CRLF.bc.pred <- predict(wclim, CRLF.bc.enm)
par(mfrow = c(1, 2))
plot(CRLF.bc.pred, col = sdmScheme(100), main = "Occurrence Probability (CRLF)", zlim = c(0, 1))
plot(grizzly.bc.pred, col = sdmScheme(100), main = "Occurrence Probability (Grizzly)", zlim = c(0, 1))
It looks like they might have a few things in common, but it’s hard to say exactly just by looking at the two maps. If we want to quantify how similar their environmental niches are, we can calculate a metric of niche overlap. We can do that using the nicheOverlap() function.
nicheOverlap(x, y, stat=‘I’, …) Arguments x: RasterLayer with non-negative values (predictions of the probability that a site is suitable for a species) y: RasterLayer with non-negative values, as above stat: character either ‘I’ or ‘D’
D.obs <- nicheOverlap(CRLF.bc.pred, grizzly.bc.pred, stat="D")
D.obs
## [1] 0.3287221
Schoener’s D statistic ranges from 0 to 1, with 0 being no overlap and 1 indicated perfect overlap. So, this gives us a fairly low value of environmental niche overlap for the California grizzly and CRLF. However, this may just be because they have different ranges, and occupying different parts of geographic space may mean that you occupy different parts of environmental space just by chance. So, to test whether this moderately low level of niche divergence is less than expected by chance, we should construct a null distribution to compare it to.
First, we’ll draw a convex hull around the points for each species to give us their ranges.
CRLF.range <- convexHull(CRLF.occ)
grizzly.range <- convexHull(grizzly.occ)
plot(counties, border = "gray50")
plot(CRLF.range, border = "green4", lwd = 2, add = TRUE)
plot(grizzly.range, border = "brown", lwd = 2, add = TRUE)
Now, write a loop that will do the following steps 50 times: (1) generate random sets of 50 points from each of the convex hulls, (2) construct a Bioclim ENM for each set of points, and (3) calculate Schoener’s D for niche overlap for the two ENMs.
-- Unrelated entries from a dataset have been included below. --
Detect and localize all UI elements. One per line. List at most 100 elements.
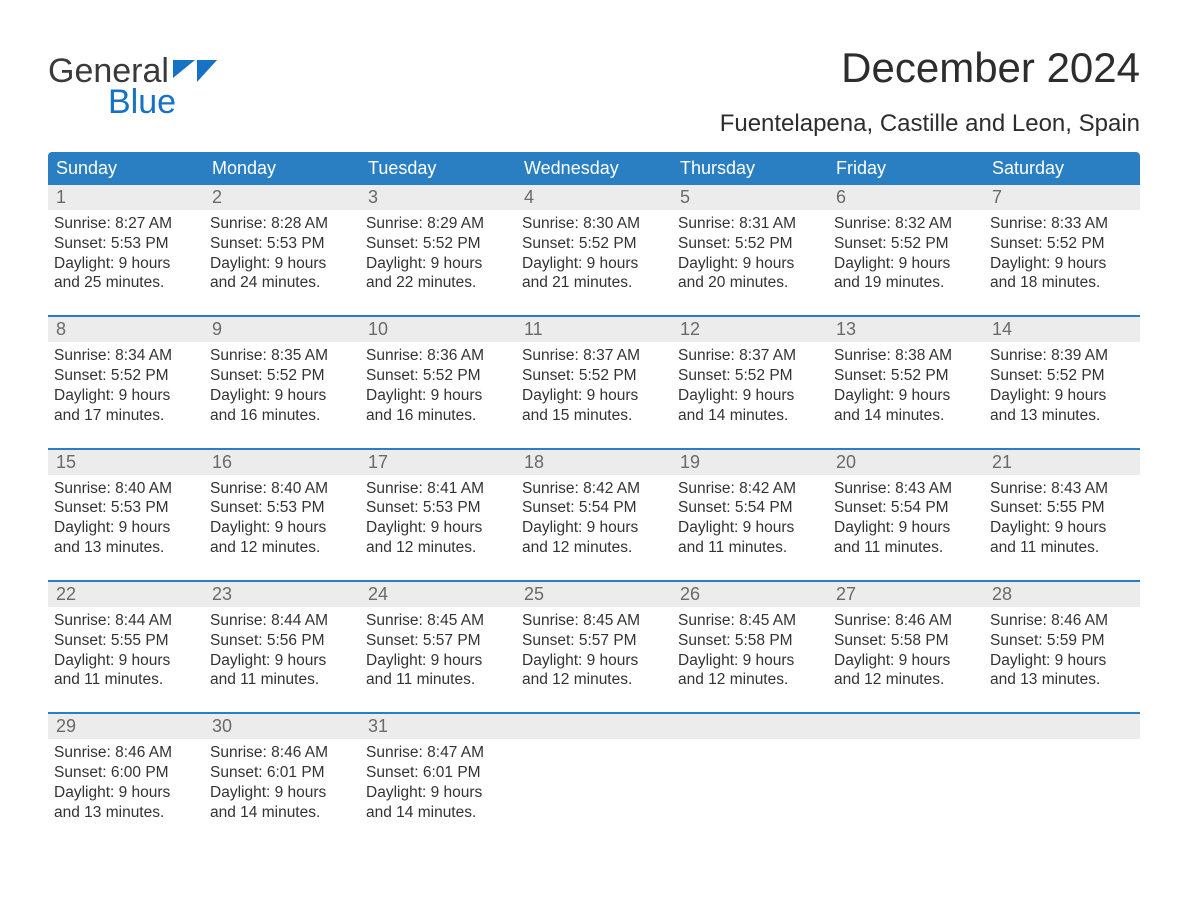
day-number: 1 — [48, 185, 204, 210]
daylight-line1: Daylight: 9 hours — [990, 254, 1134, 274]
daylight-line1: Daylight: 9 hours — [990, 651, 1134, 671]
logo: General Blue — [48, 52, 217, 122]
day-cell: Sunrise: 8:45 AMSunset: 5:57 PMDaylight:… — [516, 607, 672, 696]
day-number: 12 — [672, 317, 828, 342]
sunrise-line: Sunrise: 8:41 AM — [366, 479, 510, 499]
daylight-line1: Daylight: 9 hours — [210, 651, 354, 671]
day-cell: Sunrise: 8:38 AMSunset: 5:52 PMDaylight:… — [828, 342, 984, 431]
sunrise-line: Sunrise: 8:37 AM — [522, 346, 666, 366]
day-number: 25 — [516, 582, 672, 607]
dow-cell: Monday — [204, 152, 360, 185]
week-block: 1234567Sunrise: 8:27 AMSunset: 5:53 PMDa… — [48, 185, 1140, 299]
day-cell: Sunrise: 8:34 AMSunset: 5:52 PMDaylight:… — [48, 342, 204, 431]
sunset-line: Sunset: 5:52 PM — [54, 366, 198, 386]
sunrise-line: Sunrise: 8:45 AM — [366, 611, 510, 631]
calendar: SundayMondayTuesdayWednesdayThursdayFrid… — [48, 152, 1140, 829]
day-cell: Sunrise: 8:31 AMSunset: 5:52 PMDaylight:… — [672, 210, 828, 299]
sunset-line: Sunset: 6:00 PM — [54, 763, 198, 783]
day-cell: Sunrise: 8:43 AMSunset: 5:55 PMDaylight:… — [984, 475, 1140, 564]
week-block: 15161718192021Sunrise: 8:40 AMSunset: 5:… — [48, 448, 1140, 564]
dow-cell: Friday — [828, 152, 984, 185]
day-number: 11 — [516, 317, 672, 342]
day-number — [672, 714, 828, 739]
daylight-line1: Daylight: 9 hours — [834, 651, 978, 671]
daylight-line1: Daylight: 9 hours — [678, 386, 822, 406]
day-cell: Sunrise: 8:37 AMSunset: 5:52 PMDaylight:… — [516, 342, 672, 431]
day-cell: Sunrise: 8:47 AMSunset: 6:01 PMDaylight:… — [360, 739, 516, 828]
daylight-line2: and 11 minutes. — [54, 670, 198, 690]
day-number: 28 — [984, 582, 1140, 607]
sunrise-line: Sunrise: 8:34 AM — [54, 346, 198, 366]
sunrise-line: Sunrise: 8:29 AM — [366, 214, 510, 234]
day-number: 6 — [828, 185, 984, 210]
sunrise-line: Sunrise: 8:27 AM — [54, 214, 198, 234]
daylight-line2: and 13 minutes. — [54, 538, 198, 558]
location: Fuentelapena, Castille and Leon, Spain — [720, 110, 1140, 138]
daylight-line2: and 20 minutes. — [678, 273, 822, 293]
daylight-line2: and 13 minutes. — [54, 803, 198, 823]
month-title: December 2024 — [720, 44, 1140, 92]
daylight-line2: and 24 minutes. — [210, 273, 354, 293]
daylight-line2: and 11 minutes. — [834, 538, 978, 558]
day-number: 29 — [48, 714, 204, 739]
daylight-line2: and 12 minutes. — [210, 538, 354, 558]
daylight-line2: and 12 minutes. — [522, 538, 666, 558]
day-number: 7 — [984, 185, 1140, 210]
sunrise-line: Sunrise: 8:40 AM — [54, 479, 198, 499]
sunrise-line: Sunrise: 8:39 AM — [990, 346, 1134, 366]
day-cell: Sunrise: 8:46 AMSunset: 5:59 PMDaylight:… — [984, 607, 1140, 696]
sunrise-line: Sunrise: 8:32 AM — [834, 214, 978, 234]
sunset-line: Sunset: 5:58 PM — [678, 631, 822, 651]
day-cell: Sunrise: 8:27 AMSunset: 5:53 PMDaylight:… — [48, 210, 204, 299]
sunrise-line: Sunrise: 8:46 AM — [990, 611, 1134, 631]
daylight-line2: and 22 minutes. — [366, 273, 510, 293]
daylight-line1: Daylight: 9 hours — [366, 254, 510, 274]
day-cell: Sunrise: 8:29 AMSunset: 5:52 PMDaylight:… — [360, 210, 516, 299]
day-number: 4 — [516, 185, 672, 210]
sunrise-line: Sunrise: 8:42 AM — [678, 479, 822, 499]
daynum-row: 891011121314 — [48, 317, 1140, 342]
sunset-line: Sunset: 5:53 PM — [54, 234, 198, 254]
sunset-line: Sunset: 5:54 PM — [522, 498, 666, 518]
sunset-line: Sunset: 6:01 PM — [366, 763, 510, 783]
day-content-row: Sunrise: 8:40 AMSunset: 5:53 PMDaylight:… — [48, 475, 1140, 564]
day-cell: Sunrise: 8:35 AMSunset: 5:52 PMDaylight:… — [204, 342, 360, 431]
daylight-line2: and 12 minutes. — [834, 670, 978, 690]
daylight-line1: Daylight: 9 hours — [522, 254, 666, 274]
daylight-line2: and 14 minutes. — [834, 406, 978, 426]
sunset-line: Sunset: 5:52 PM — [678, 366, 822, 386]
day-content-row: Sunrise: 8:46 AMSunset: 6:00 PMDaylight:… — [48, 739, 1140, 828]
daylight-line2: and 11 minutes. — [990, 538, 1134, 558]
daylight-line1: Daylight: 9 hours — [210, 518, 354, 538]
sunset-line: Sunset: 5:52 PM — [210, 366, 354, 386]
day-cell: Sunrise: 8:36 AMSunset: 5:52 PMDaylight:… — [360, 342, 516, 431]
sunrise-line: Sunrise: 8:47 AM — [366, 743, 510, 763]
sunset-line: Sunset: 5:57 PM — [522, 631, 666, 651]
day-cell — [828, 739, 984, 828]
dow-cell: Wednesday — [516, 152, 672, 185]
day-number: 10 — [360, 317, 516, 342]
day-number — [828, 714, 984, 739]
sunrise-line: Sunrise: 8:43 AM — [834, 479, 978, 499]
sunset-line: Sunset: 5:52 PM — [522, 234, 666, 254]
daynum-row: 1234567 — [48, 185, 1140, 210]
day-number: 5 — [672, 185, 828, 210]
daylight-line2: and 16 minutes. — [366, 406, 510, 426]
daylight-line2: and 15 minutes. — [522, 406, 666, 426]
sunset-line: Sunset: 5:52 PM — [522, 366, 666, 386]
dow-cell: Thursday — [672, 152, 828, 185]
daylight-line2: and 25 minutes. — [54, 273, 198, 293]
day-cell — [516, 739, 672, 828]
day-number: 13 — [828, 317, 984, 342]
sunrise-line: Sunrise: 8:44 AM — [54, 611, 198, 631]
day-number: 23 — [204, 582, 360, 607]
daylight-line1: Daylight: 9 hours — [366, 783, 510, 803]
day-number: 14 — [984, 317, 1140, 342]
day-content-row: Sunrise: 8:34 AMSunset: 5:52 PMDaylight:… — [48, 342, 1140, 431]
daylight-line2: and 13 minutes. — [990, 406, 1134, 426]
daylight-line2: and 13 minutes. — [990, 670, 1134, 690]
sunset-line: Sunset: 5:54 PM — [678, 498, 822, 518]
sunrise-line: Sunrise: 8:43 AM — [990, 479, 1134, 499]
sunrise-line: Sunrise: 8:44 AM — [210, 611, 354, 631]
daylight-line1: Daylight: 9 hours — [834, 518, 978, 538]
Assign the results to a vector named D.null so that we can plot them later.
set.seed(789)
D.null <- c() # This vector will contain the comparisons of niche divergence between both geographic backgrounds
for (i in 1:50) {
CRLF.hull <- spsample(CRLF.range, n = 50, type = "random")
grizzly.hull <- spsample(grizzly.range, n = 50, type = "random")
CRLF.enm <- bioclim(wclim, CRLF.hull)
grizzly.enm <- bioclim(wclim, grizzly.hull)
CRLF.pred <- predict(wclim, CRLF.enm)
grizzly.pred <- predict(wclim, grizzly.enm)
D.n <- nicheOverlap(CRLF.pred, grizzly.pred, stat="D")
D.null <- c(D.null, D.n)
}
And plot the results as a histogram for the background values of Schoener’s D and a blue line for the observed value…
hist(D.null, main = "Niche Overlap vs Background", xlim = c(0, 1))
abline(v = D.obs, col = "blue", lwd = 2)
Based on this plot, does it look like the niche overlap between the California grizzly and California red-legged frog is less than or more than expected by chance? Explain why. (Think about the observed value relative to the null distribution.) > Based on this plot, it looks like the niche overlap between the California grizzly and California red-legged frog is less than expected by chance because there are definitely more factors (biotic and abiotic) that are influencing the niche environment and survival of both species in specific areas of California.